O zamanlar DJ’lerin partilere katılan kişileri isimleriyle hitap ederek selamlaması adettendir ve Kool Herc de partilerine katılanlarla şarkı sırasında muhabbet eder. Tabii, bu selamlama karşılıksız kalmaz, particiler de DJ’e karşılık verirler. İşte yazının başındaki sözler Kool Herc’in topluluğu havaya sokmak için söyledikleridir. Müzik eşliğinde söyleşme böyle sürer giderken, DJ Herc muhabbeti müzikle uyumlu bir hale getirmeye başlar ve rap müzik işte bu salonlarda başlar.

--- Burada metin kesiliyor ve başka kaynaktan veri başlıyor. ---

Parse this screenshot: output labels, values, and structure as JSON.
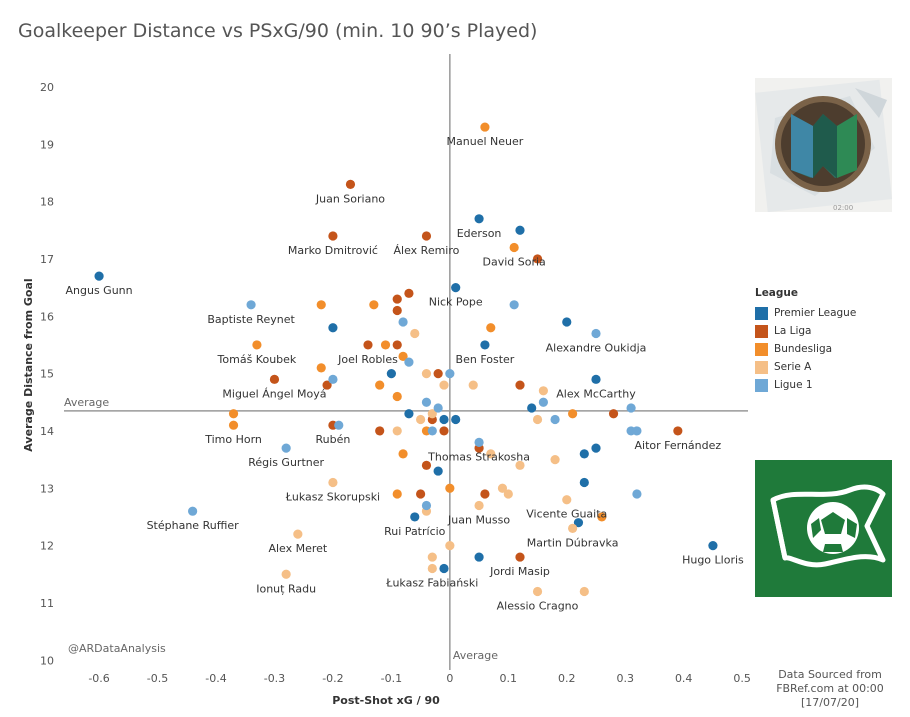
{
  "chart_data": {
    "type": "scatter",
    "title": "Goalkeeper Distance vs PSxG/90 (min. 10 90’s Played)",
    "xlabel": "Post-Shot xG / 90",
    "ylabel": "Average Distance from Goal",
    "xlim": [
      -0.66,
      0.51
    ],
    "ylim": [
      9.9,
      20.4
    ],
    "xticks": [
      -0.6,
      -0.5,
      -0.4,
      -0.3,
      -0.2,
      -0.1,
      0,
      0.1,
      0.2,
      0.3,
      0.4,
      0.5
    ],
    "xtick_labels": [
      "-0.6",
      "-0.5",
      "-0.4",
      "-0.3",
      "-0.2",
      "-0.1",
      "0",
      "0.1",
      "0.2",
      "0.3",
      "0.4",
      "0.5"
    ],
    "yticks": [
      10,
      11,
      12,
      13,
      14,
      15,
      16,
      17,
      18,
      19,
      20
    ],
    "ytick_labels": [
      "10",
      "11",
      "12",
      "13",
      "14",
      "15",
      "16",
      "17",
      "18",
      "19",
      "20"
    ],
    "reference_lines": {
      "x": {
        "value": 0,
        "label": "Average"
      },
      "y": {
        "value": 14.35,
        "label": "Average"
      }
    },
    "watermark": "@ARDataAnalysis",
    "legend": {
      "title": "League",
      "position": "right",
      "items": [
        {
          "name": "Premier League",
          "color": "#1f6fa8"
        },
        {
          "name": "La Liga",
          "color": "#c4541a"
        },
        {
          "name": "Bundesliga",
          "color": "#f28e2b"
        },
        {
          "name": "Serie A",
          "color": "#f5bf87"
        },
        {
          "name": "Ligue 1",
          "color": "#6fa8d6"
        }
      ]
    },
    "series": [
      {
        "name": "Premier League",
        "color": "#1f6fa8",
        "points": [
          {
            "x": -0.6,
            "y": 16.7,
            "label": "Angus Gunn"
          },
          {
            "x": 0.05,
            "y": 17.7,
            "label": "Ederson"
          },
          {
            "x": 0.12,
            "y": 17.5
          },
          {
            "x": 0.01,
            "y": 16.5,
            "label": "Nick Pope"
          },
          {
            "x": -0.2,
            "y": 15.8
          },
          {
            "x": 0.06,
            "y": 15.5,
            "label": "Ben Foster"
          },
          {
            "x": 0.2,
            "y": 15.9
          },
          {
            "x": -0.1,
            "y": 15.0
          },
          {
            "x": 0.25,
            "y": 14.9,
            "label": "Alex McCarthy"
          },
          {
            "x": 0.14,
            "y": 14.4
          },
          {
            "x": -0.07,
            "y": 14.3
          },
          {
            "x": -0.01,
            "y": 14.2
          },
          {
            "x": 0.01,
            "y": 14.2
          },
          {
            "x": 0.23,
            "y": 13.6
          },
          {
            "x": 0.25,
            "y": 13.7
          },
          {
            "x": -0.02,
            "y": 13.3
          },
          {
            "x": 0.23,
            "y": 13.1
          },
          {
            "x": -0.06,
            "y": 12.5,
            "label": "Rui Patrício"
          },
          {
            "x": 0.22,
            "y": 12.4
          },
          {
            "x": 0.45,
            "y": 12.0,
            "label": "Hugo Lloris"
          },
          {
            "x": -0.01,
            "y": 11.6
          },
          {
            "x": 0.05,
            "y": 11.8
          }
        ]
      },
      {
        "name": "La Liga",
        "color": "#c4541a",
        "points": [
          {
            "x": -0.17,
            "y": 18.3,
            "label": "Juan Soriano"
          },
          {
            "x": -0.2,
            "y": 17.4,
            "label": "Marko Dmitrović"
          },
          {
            "x": -0.04,
            "y": 17.4,
            "label": "Álex Remiro"
          },
          {
            "x": 0.15,
            "y": 17.0
          },
          {
            "x": -0.07,
            "y": 16.4
          },
          {
            "x": -0.09,
            "y": 16.3
          },
          {
            "x": -0.09,
            "y": 16.1
          },
          {
            "x": -0.14,
            "y": 15.5,
            "label": "Joel Robles"
          },
          {
            "x": -0.09,
            "y": 15.5
          },
          {
            "x": -0.3,
            "y": 14.9,
            "label": "Miguel Ángel Moyá"
          },
          {
            "x": -0.21,
            "y": 14.8
          },
          {
            "x": -0.02,
            "y": 15.0
          },
          {
            "x": 0.12,
            "y": 14.8
          },
          {
            "x": -0.2,
            "y": 14.1,
            "label": "Rubén"
          },
          {
            "x": -0.12,
            "y": 14.0
          },
          {
            "x": -0.03,
            "y": 14.2
          },
          {
            "x": -0.01,
            "y": 14.0
          },
          {
            "x": 0.28,
            "y": 14.3
          },
          {
            "x": 0.39,
            "y": 14.0,
            "label": "Aitor Fernández"
          },
          {
            "x": 0.05,
            "y": 13.7
          },
          {
            "x": -0.04,
            "y": 13.4
          },
          {
            "x": -0.05,
            "y": 12.9
          },
          {
            "x": 0.06,
            "y": 12.9
          },
          {
            "x": 0.12,
            "y": 11.8,
            "label": "Jordi Masip"
          }
        ]
      },
      {
        "name": "Bundesliga",
        "color": "#f28e2b",
        "points": [
          {
            "x": 0.06,
            "y": 19.3,
            "label": "Manuel Neuer"
          },
          {
            "x": 0.11,
            "y": 17.2,
            "label": "David Soria"
          },
          {
            "x": -0.22,
            "y": 16.2
          },
          {
            "x": -0.13,
            "y": 16.2
          },
          {
            "x": 0.07,
            "y": 15.8
          },
          {
            "x": -0.33,
            "y": 15.5,
            "label": "Tomáš Koubek"
          },
          {
            "x": -0.11,
            "y": 15.5
          },
          {
            "x": -0.08,
            "y": 15.3
          },
          {
            "x": -0.22,
            "y": 15.1
          },
          {
            "x": -0.12,
            "y": 14.8
          },
          {
            "x": -0.09,
            "y": 14.6
          },
          {
            "x": -0.37,
            "y": 14.3
          },
          {
            "x": -0.37,
            "y": 14.1,
            "label": "Timo Horn"
          },
          {
            "x": -0.04,
            "y": 14.0
          },
          {
            "x": 0.21,
            "y": 14.3
          },
          {
            "x": -0.08,
            "y": 13.6
          },
          {
            "x": 0.0,
            "y": 13.0
          },
          {
            "x": -0.09,
            "y": 12.9
          },
          {
            "x": 0.26,
            "y": 12.5
          }
        ]
      },
      {
        "name": "Serie A",
        "color": "#f5bf87",
        "points": [
          {
            "x": -0.06,
            "y": 15.7
          },
          {
            "x": -0.04,
            "y": 15.0
          },
          {
            "x": -0.01,
            "y": 14.8
          },
          {
            "x": 0.04,
            "y": 14.8
          },
          {
            "x": 0.16,
            "y": 14.7
          },
          {
            "x": -0.05,
            "y": 14.2
          },
          {
            "x": -0.03,
            "y": 14.3
          },
          {
            "x": -0.09,
            "y": 14.0
          },
          {
            "x": 0.15,
            "y": 14.2
          },
          {
            "x": 0.07,
            "y": 13.6
          },
          {
            "x": 0.18,
            "y": 13.5
          },
          {
            "x": 0.12,
            "y": 13.4
          },
          {
            "x": -0.2,
            "y": 13.1,
            "label": "Łukasz Skorupski"
          },
          {
            "x": 0.09,
            "y": 13.0
          },
          {
            "x": 0.1,
            "y": 12.9
          },
          {
            "x": 0.05,
            "y": 12.7,
            "label": "Juan Musso"
          },
          {
            "x": 0.2,
            "y": 12.8,
            "label": "Vicente Guaita"
          },
          {
            "x": -0.04,
            "y": 12.6
          },
          {
            "x": -0.26,
            "y": 12.2,
            "label": "Alex Meret"
          },
          {
            "x": 0.0,
            "y": 12.0
          },
          {
            "x": -0.03,
            "y": 11.8
          },
          {
            "x": -0.03,
            "y": 11.6,
            "label": "Łukasz Fabiański"
          },
          {
            "x": -0.28,
            "y": 11.5,
            "label": "Ionuț Radu"
          },
          {
            "x": 0.15,
            "y": 11.2,
            "label": "Alessio Cragno"
          },
          {
            "x": 0.23,
            "y": 11.2
          },
          {
            "x": 0.21,
            "y": 12.3,
            "label": "Martin Dúbravka"
          }
        ]
      },
      {
        "name": "Ligue 1",
        "color": "#6fa8d6",
        "points": [
          {
            "x": -0.34,
            "y": 16.2,
            "label": "Baptiste Reynet"
          },
          {
            "x": 0.11,
            "y": 16.2
          },
          {
            "x": -0.08,
            "y": 15.9
          },
          {
            "x": 0.25,
            "y": 15.7,
            "label": "Alexandre Oukidja"
          },
          {
            "x": -0.07,
            "y": 15.2
          },
          {
            "x": 0.0,
            "y": 15.0
          },
          {
            "x": -0.2,
            "y": 14.9
          },
          {
            "x": -0.04,
            "y": 14.5
          },
          {
            "x": -0.02,
            "y": 14.4
          },
          {
            "x": 0.16,
            "y": 14.5
          },
          {
            "x": 0.31,
            "y": 14.4
          },
          {
            "x": 0.18,
            "y": 14.2
          },
          {
            "x": -0.19,
            "y": 14.1
          },
          {
            "x": -0.03,
            "y": 14.0
          },
          {
            "x": 0.31,
            "y": 14.0
          },
          {
            "x": 0.32,
            "y": 14.0
          },
          {
            "x": 0.05,
            "y": 13.8,
            "label": "Thomas Strakosha"
          },
          {
            "x": -0.28,
            "y": 13.7,
            "label": "Régis Gurtner"
          },
          {
            "x": 0.32,
            "y": 12.9
          },
          {
            "x": -0.44,
            "y": 12.6,
            "label": "Stéphane Ruffier"
          },
          {
            "x": -0.04,
            "y": 12.7
          }
        ]
      }
    ]
  },
  "source": {
    "line1": "Data Sourced from",
    "line2": "FBRef.com at 00:00",
    "line3": "[17/07/20]"
  },
  "logos": {
    "top": "ar-data-analysis-logo",
    "bottom": "football-flag-logo"
  }
}
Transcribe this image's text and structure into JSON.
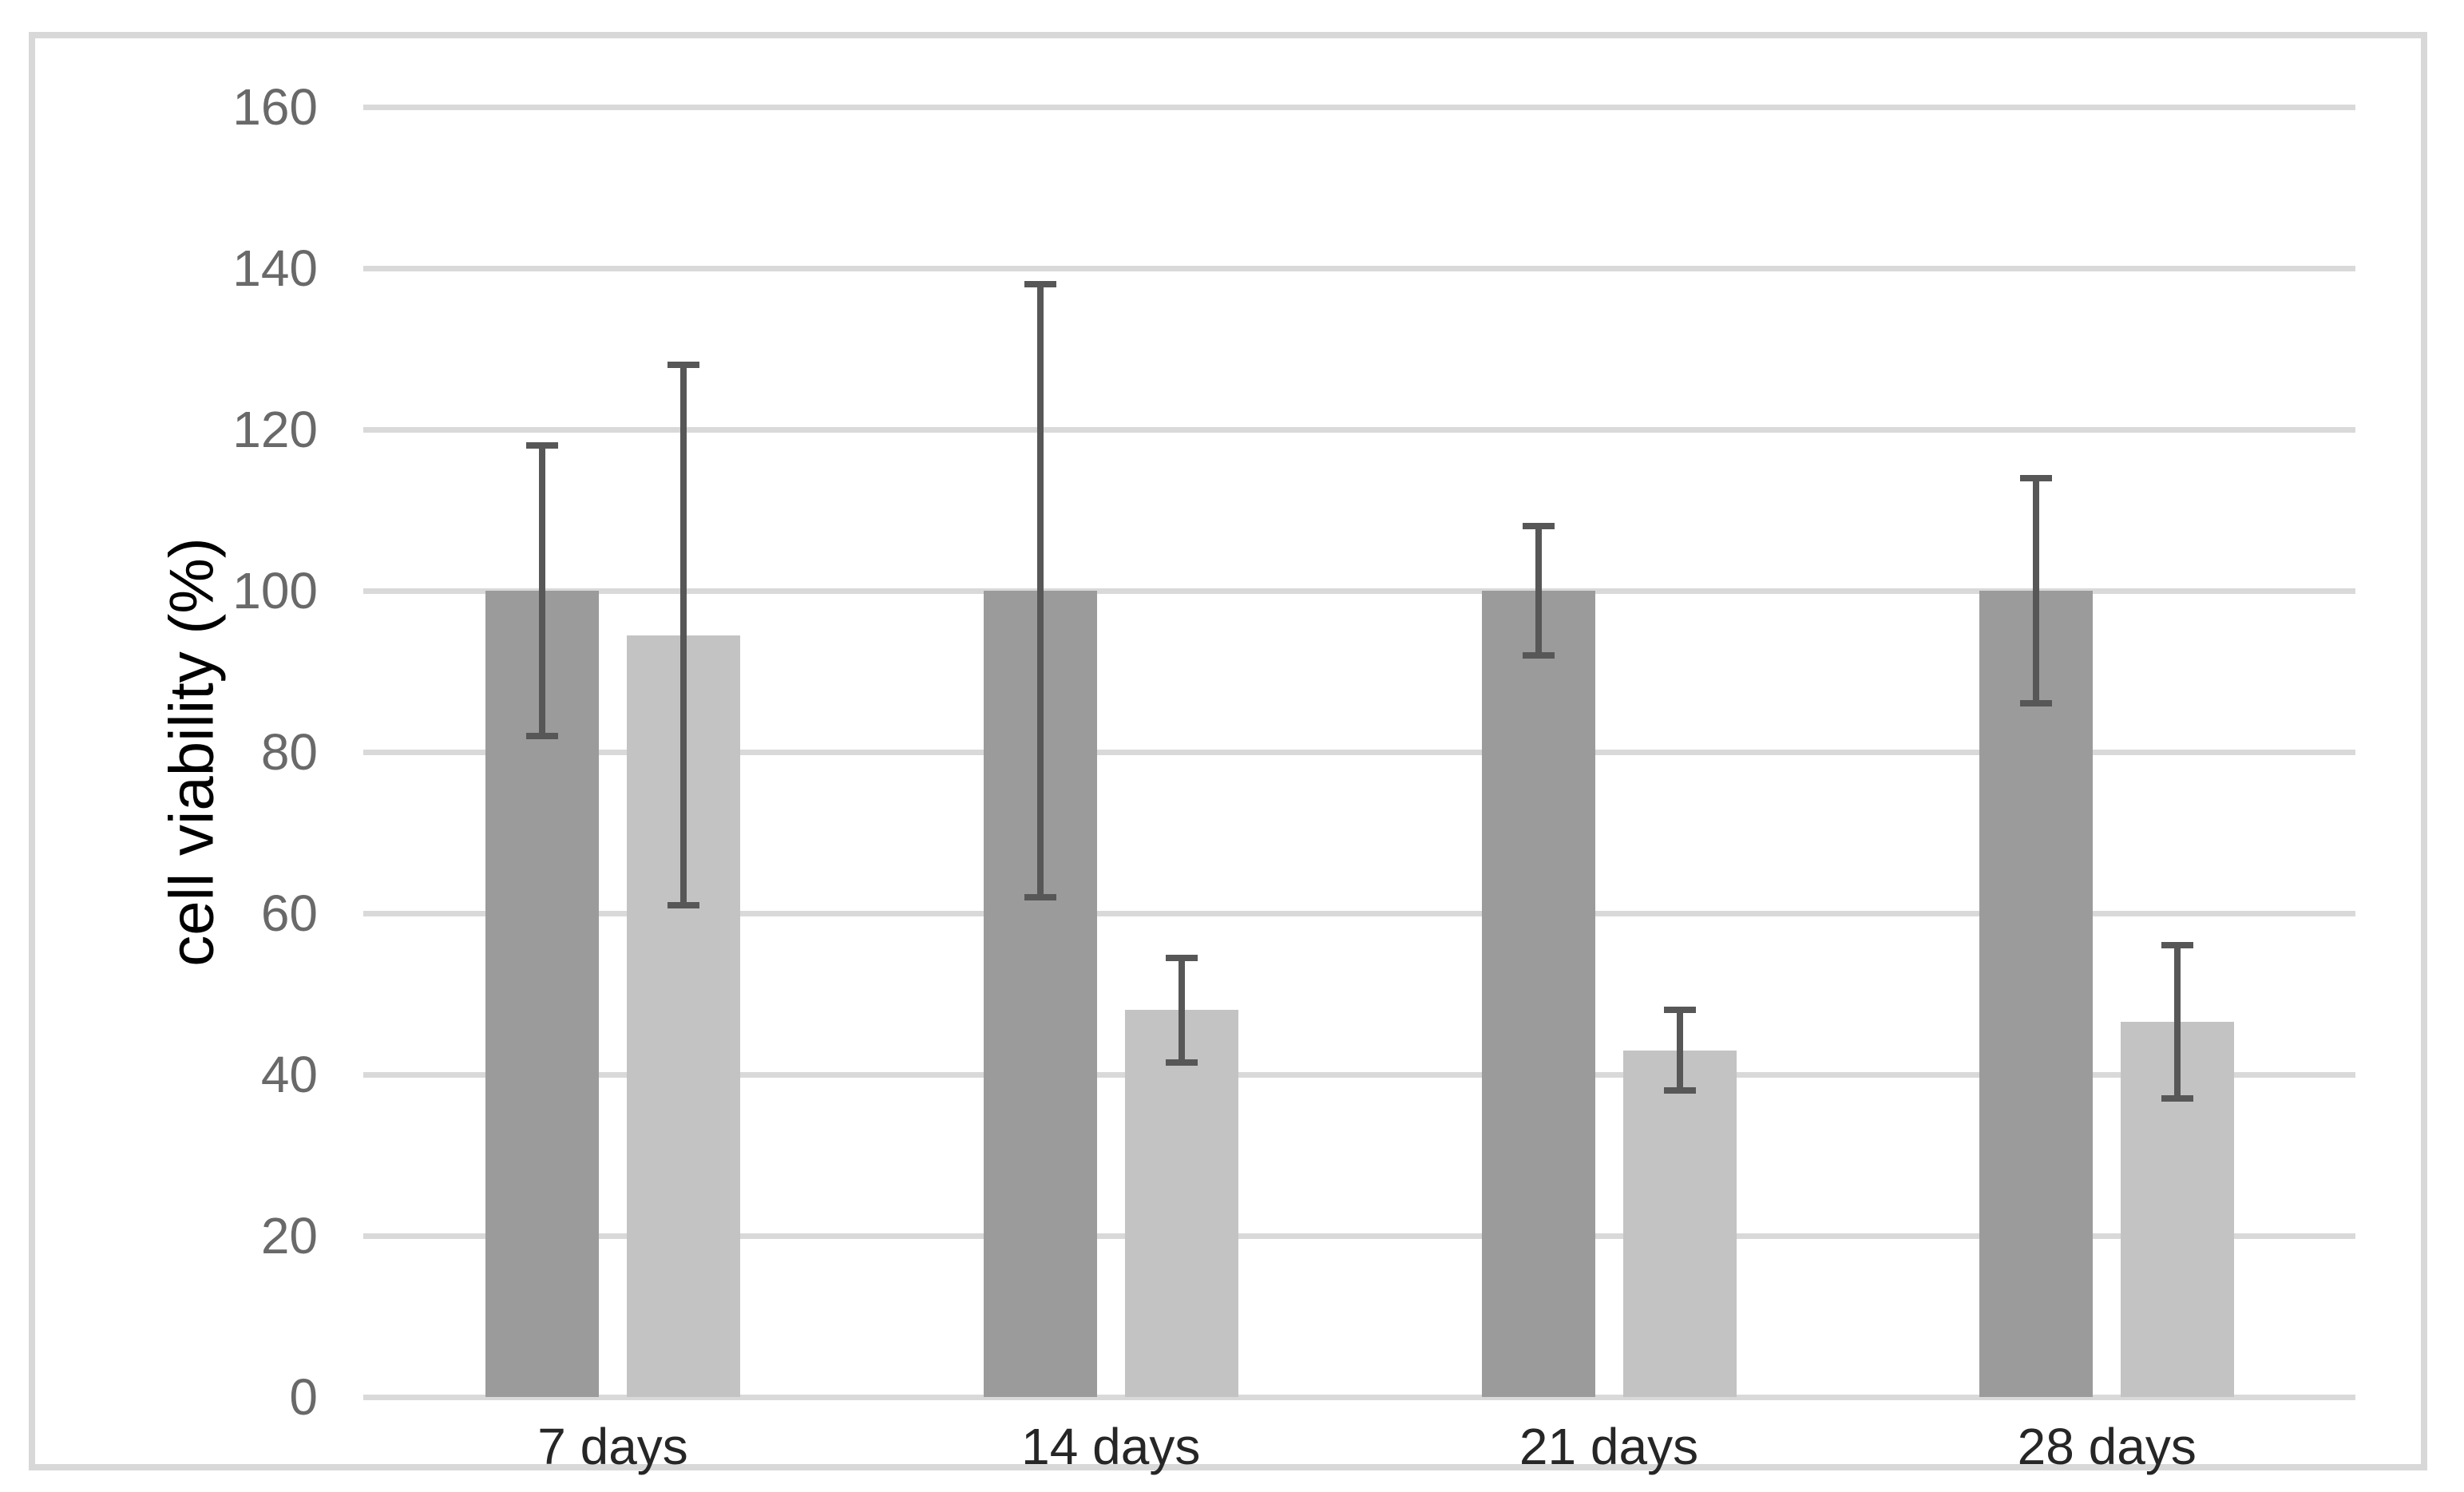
{
  "chart_data": {
    "type": "bar",
    "title": "",
    "xlabel": "",
    "ylabel": "cell viability (%)",
    "categories": [
      "7 days",
      "14 days",
      "21 days",
      "28 days"
    ],
    "series": [
      {
        "name": "dark-gray-bars",
        "color": "#9b9b9b",
        "values": [
          100,
          100,
          100,
          100
        ],
        "errors": [
          18,
          38,
          8,
          14
        ]
      },
      {
        "name": "light-gray-bars",
        "color": "#c3c3c3",
        "values": [
          94.5,
          48,
          43,
          46.5
        ],
        "errors": [
          33.5,
          6.5,
          5,
          9.5
        ]
      }
    ],
    "ylim": [
      0,
      160
    ],
    "ytick_step": 20,
    "ytick_labels": [
      "0",
      "20",
      "40",
      "60",
      "80",
      "100",
      "120",
      "140",
      "160"
    ],
    "grid": true,
    "legend": "none",
    "colors": {
      "error_bar": "#575757",
      "gridline": "#d9d9d9",
      "frame": "#d8d8d8",
      "tick_label": "#696969",
      "category_label": "#262626",
      "axis_title": "#000000"
    }
  }
}
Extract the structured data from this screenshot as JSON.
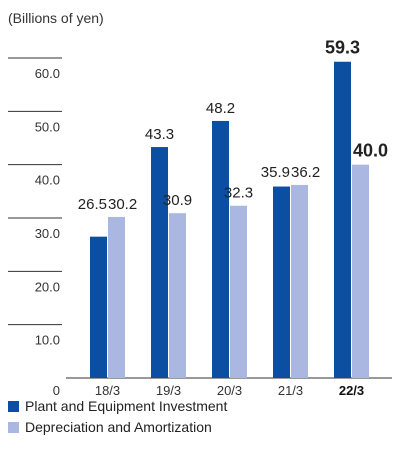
{
  "chart_data": {
    "type": "bar",
    "unit_label": "(Billions of yen)",
    "categories": [
      "18/3",
      "19/3",
      "20/3",
      "21/3",
      "22/3"
    ],
    "highlight_category": "22/3",
    "y_ticks": [
      "0",
      "10.0",
      "20.0",
      "30.0",
      "40.0",
      "50.0",
      "60.0"
    ],
    "ylim": [
      0,
      60
    ],
    "series": [
      {
        "name": "Plant and Equipment Investment",
        "color": "#0b4ea2",
        "values": [
          26.5,
          43.3,
          48.2,
          35.9,
          59.3
        ],
        "labels": [
          "26.5",
          "43.3",
          "48.2",
          "35.9",
          "59.3"
        ]
      },
      {
        "name": "Depreciation and Amortization",
        "color": "#aab7e0",
        "values": [
          30.2,
          30.9,
          32.3,
          36.2,
          40.0
        ],
        "labels": [
          "30.2",
          "30.9",
          "32.3",
          "36.2",
          "40.0"
        ]
      }
    ],
    "legend_position": "bottom-left",
    "grid": false
  }
}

B-Boy, Herc’in yaptığı müzik eşliğinde dans eden gençlere verdiği isim. Onları B-Boy yapan sadece dans etmeleri değil, taze hip-hop kültürünün her alanına gönülden bağlı olmaları. Yani, graffiti yoluyla binalara renkli imzasını bırakan bir genç de B-Boy. Hip-hop kültürünün diğer iki önemli öğesi breakdance ve graffiti’ye bir başka yazıda bakacağız.
Old school ve new school ayrımında, hip-hop kültürünün iki ana dalı olan DJ’ing ve rap söz konusu. DJ’ing konusunda yeterince bilgilendik. Peki, rap ya da rapping nasıl doğmuş? Rap İngilizce to rap fiilinden geliyor. Rap müziği çıkmadan çok çok önceleri de kullanılan bir terim. Rapper, 20. yüzyılın başlarında polise ispiyonculuk yapan kişilere takılan isim, bildiğimiz gammazcı. Kelimenin melodik konuşmayı çağrıştırmaya başlaması 40’lı 50’li yıllara rastgeliyor. Melodik konuşmayla rakibi alt etme işlemine rap yapmak deniyor. En çok rap yapanlar radyo DJ’leri ve politikacılar. Günümüzdeki rapin en isabetli tanımlarından birini ise Public Enemy’nin beyni Chuck D. yapmış: “CNN’in getto versiyonu.” Puff Daddy’nin, Vogue dergisinin Kasım sayısında yayınlanan röportajda söylediklerini okuyunca insan ister istemez “Getto ve çağrıştırdığı her şey hala hip-hop’un mu, hip-hop getto’dan ayrılalı çok oldu mu” diye soruyor: “Mücevherler sadece bir kızın değil benim de en iyi arkadaşım. Elmasın bana verdiği hissi çok seviyorum.”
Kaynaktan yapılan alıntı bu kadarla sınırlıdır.